Depuis le 2 mars, plus de 2 000 personnes ont été tuées et plus de 7 000 blessées, selon les autorités sanitaires locales, à la date du 10 avril. À elles seules, les frappes de grande ampleur menées le 8 avril par les forces israéliennes représentent un cinquième des victimes recensées depuis le début du mois de mars. Les équipes de MSF interviennent à l’hôpital universitaire Rafik Hariri à Beyrouth et à l’hôpital Jabal Amel à Tyr (Sour) pour soutenir le système de santé local face à des besoins urgents. Avec le personnel hospitalier, elles prennent en charge des patientes et des patients souffrant de blessures graves et irréversibles, notamment des amputations et des traumatismes graves aux organes. Les frappes indiscriminées des forces israéliennes dans des zones densément peuplées n’ont pas épargné les civils, et les attaques contre les structures de santé ont coûté la vie à des membres du personnel médical et fait de nombreux blessés parmis eux.

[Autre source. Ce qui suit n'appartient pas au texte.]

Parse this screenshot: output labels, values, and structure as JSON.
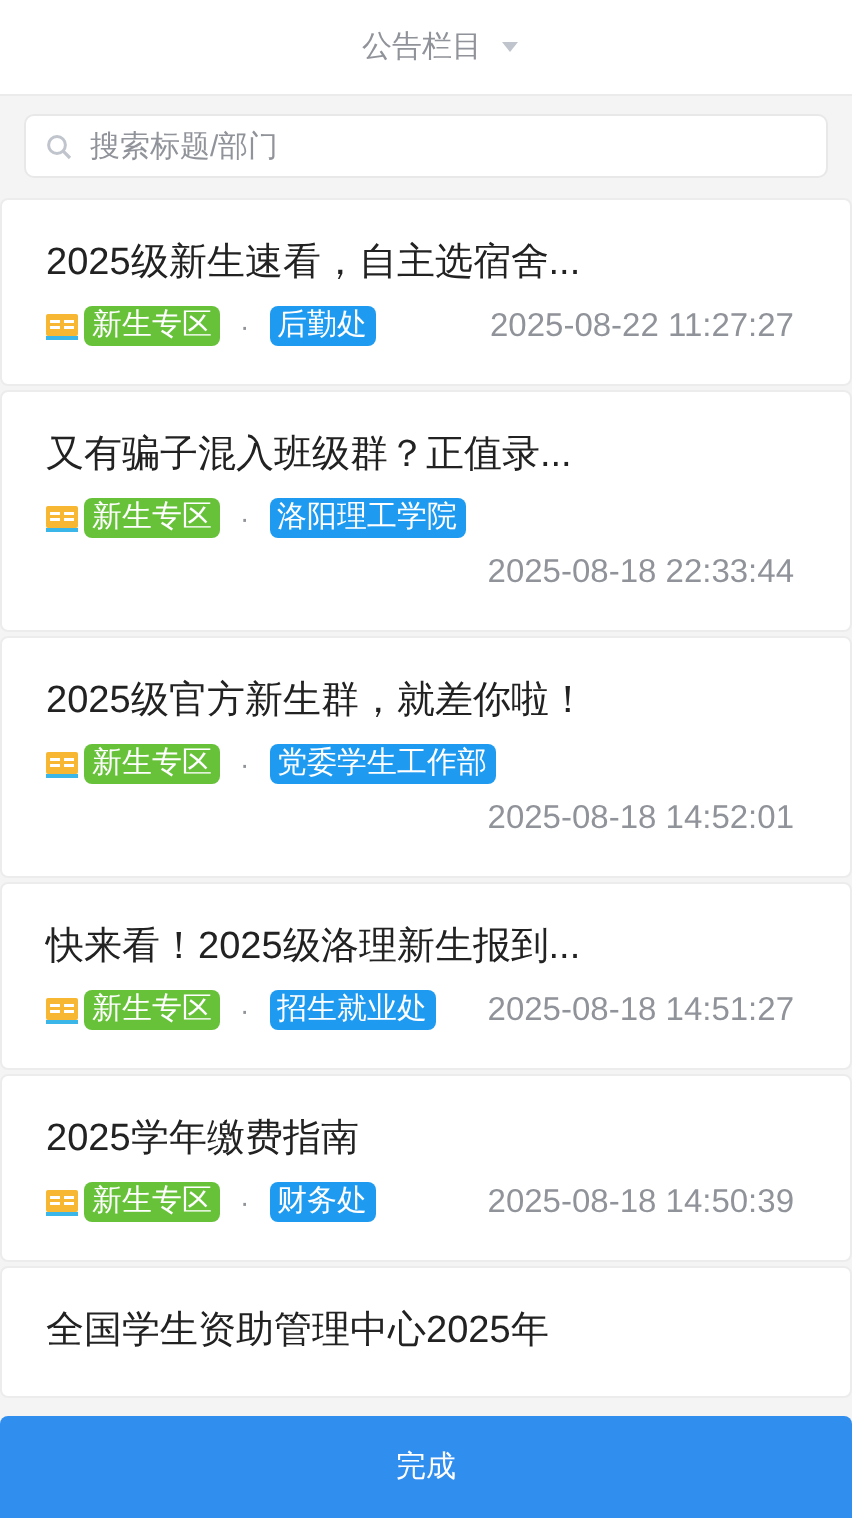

Parallèlement, plus d’un million de personnes ont été déplacées de force. Beaucoup ont dû fuir dans l’urgence, parfois avec pour seuls biens les vêtements qu’elles portaient, laissant derrière elles leur habitation et l’ensemble de leurs affaires. Les mois passés dans des abris surpeuplés ou dans des tentes de fortune, parfois installées dans la rue, ont gravement détérioré l’état de santé des personnes déplacées, en raison de conditions d’hygiène insuffisantes, d’un accès limité à des abris adéquats et d’une détresse psychologique prolongée.
Les conséquences du déplacement en temps de guerre ne s’arrêtent pas lorsque les personnes tentent de rentrer chez elles. Certaines ne pourront pas revenir, leurs maisons ayant été détruites. D’autres ne peuvent même pas accéder à leurs villages situés près de la frontière sud en raison de l’occupation par les forces israéliennes. Les difficultés économiques, la perte d’un emploi, le traumatisme d’une fuite précipitée, l’incertitude quant à l’avenir et l’absence de sécurité ont des répercussions majeures sur la santé mentale des personnes affectées. Beaucoup continuent de souffrir de stress, d’anxiété, de dépression et de symptômes de stress post-traumatique sévère.